Kamis, Juni 25, 2009

BPK: Laporan Keuangan Pemerintah Buruk

Badan Pemeriksa Keuangan kembali tidak menyatakan pendapat atau disclaimer atas Laporan Keuangan Pemerintah Pusat Tahun 2008. Dengan demikian, selama lima tahun berturut-turut, BPK telah memberikan opini disclaimer terhadap LKPP. Opini atas LKPP yang terus memburuk menggambarkan bahwa perbaikan sistem keuangan negara belum terjadi secara menyeluruh pada semua departemen/lembaga negara. Belum ada kesungguhan dan upaya yang mendasar, petunjuk maupun program terpadu dari pemerintah, ujar Ketua BPK Anwar Nasution, Selasa (8/6) di Nusantara II DPR RI, Jakarta. BPK menemukan sembilan pokok permasalahan berkaitan dengan pemberian opini disclaimer tersebut.

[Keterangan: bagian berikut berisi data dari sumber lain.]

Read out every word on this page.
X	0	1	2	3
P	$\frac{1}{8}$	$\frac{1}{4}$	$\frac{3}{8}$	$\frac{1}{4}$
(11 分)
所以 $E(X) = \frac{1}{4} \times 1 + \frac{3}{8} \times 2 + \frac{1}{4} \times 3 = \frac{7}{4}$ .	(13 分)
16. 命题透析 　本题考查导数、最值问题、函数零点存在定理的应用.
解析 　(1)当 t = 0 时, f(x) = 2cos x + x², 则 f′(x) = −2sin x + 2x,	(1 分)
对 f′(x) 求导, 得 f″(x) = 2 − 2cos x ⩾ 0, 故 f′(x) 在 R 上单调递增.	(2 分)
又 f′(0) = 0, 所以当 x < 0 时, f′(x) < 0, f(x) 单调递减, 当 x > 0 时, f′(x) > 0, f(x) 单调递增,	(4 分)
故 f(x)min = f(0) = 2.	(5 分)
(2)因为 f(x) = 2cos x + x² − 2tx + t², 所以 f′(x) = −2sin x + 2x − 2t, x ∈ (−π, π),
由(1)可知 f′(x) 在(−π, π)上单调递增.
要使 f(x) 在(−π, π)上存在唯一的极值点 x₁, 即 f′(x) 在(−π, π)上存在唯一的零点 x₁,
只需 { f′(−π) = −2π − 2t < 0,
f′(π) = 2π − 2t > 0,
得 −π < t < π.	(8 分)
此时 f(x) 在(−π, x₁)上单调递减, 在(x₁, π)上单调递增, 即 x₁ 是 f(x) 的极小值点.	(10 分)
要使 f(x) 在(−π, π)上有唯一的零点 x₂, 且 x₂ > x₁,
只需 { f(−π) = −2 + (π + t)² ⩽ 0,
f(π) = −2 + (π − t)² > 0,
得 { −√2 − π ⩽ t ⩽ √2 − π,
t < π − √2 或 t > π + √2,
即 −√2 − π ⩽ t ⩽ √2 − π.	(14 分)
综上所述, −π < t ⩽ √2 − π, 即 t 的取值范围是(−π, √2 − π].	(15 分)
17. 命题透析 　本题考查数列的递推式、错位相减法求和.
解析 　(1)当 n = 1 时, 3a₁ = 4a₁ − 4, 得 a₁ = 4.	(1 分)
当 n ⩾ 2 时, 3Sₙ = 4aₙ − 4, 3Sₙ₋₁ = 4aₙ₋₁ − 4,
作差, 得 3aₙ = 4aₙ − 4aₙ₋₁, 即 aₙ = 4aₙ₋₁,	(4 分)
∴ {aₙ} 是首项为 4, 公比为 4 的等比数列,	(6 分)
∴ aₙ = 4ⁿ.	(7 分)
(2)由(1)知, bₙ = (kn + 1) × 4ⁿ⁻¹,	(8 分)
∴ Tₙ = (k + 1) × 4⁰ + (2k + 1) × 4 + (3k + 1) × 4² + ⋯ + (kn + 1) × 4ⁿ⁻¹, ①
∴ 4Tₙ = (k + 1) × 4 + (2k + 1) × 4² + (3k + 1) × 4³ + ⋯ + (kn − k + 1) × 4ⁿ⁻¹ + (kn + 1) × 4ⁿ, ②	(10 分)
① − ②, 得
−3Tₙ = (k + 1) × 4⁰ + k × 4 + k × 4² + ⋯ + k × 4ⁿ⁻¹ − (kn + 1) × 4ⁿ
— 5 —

Pertama, belum adanya sinkronisasi UU Keuangan Negara Tahun 2003-2004 dengan UU Perpajakan dan UU PNBP ataupun ketidakpatuhan terhadap perundang-undangan yang berlaku. Kedua, masih adanya pungutan yang tidak memiliki dasar hukum dan dikelola di luar mekanisme APBN.


Ketiga, belum adanya keterpaduan antara Sistem Akuntansi Umum yang diselenggarakan oleh Departemen Keuangan dan Sistem Akuntasi Instansi yang diselenggarakan departemen/lembaga sehingga masih ada selisih di antara keduanya. Penerimaan perpajakan yang belum dapat direkonsiliasikan mencapai Rp 3,43 triliun, ujar Anwar. Keempat, rekening liar belum terintegrasi dan terekonsiliasi dalam suatu treasury single account. Kesalahan pembukuan masih terjadi, seperti kesalahan pembebanan pengakuan pendapatan PBB Migas dan Panas Bumi atas Kontraktor Kontrak Kerja Sama sebesar Rp 5,33 triliun, ujarnya. Kelima, inventarisasi aset negara di berbagai instansi pemerintahan berjalan sangat lambat dan penilaiannya belum seragam. Keenam, belum ada program untuk menyatukan sistem teknologi informasi pemerintah.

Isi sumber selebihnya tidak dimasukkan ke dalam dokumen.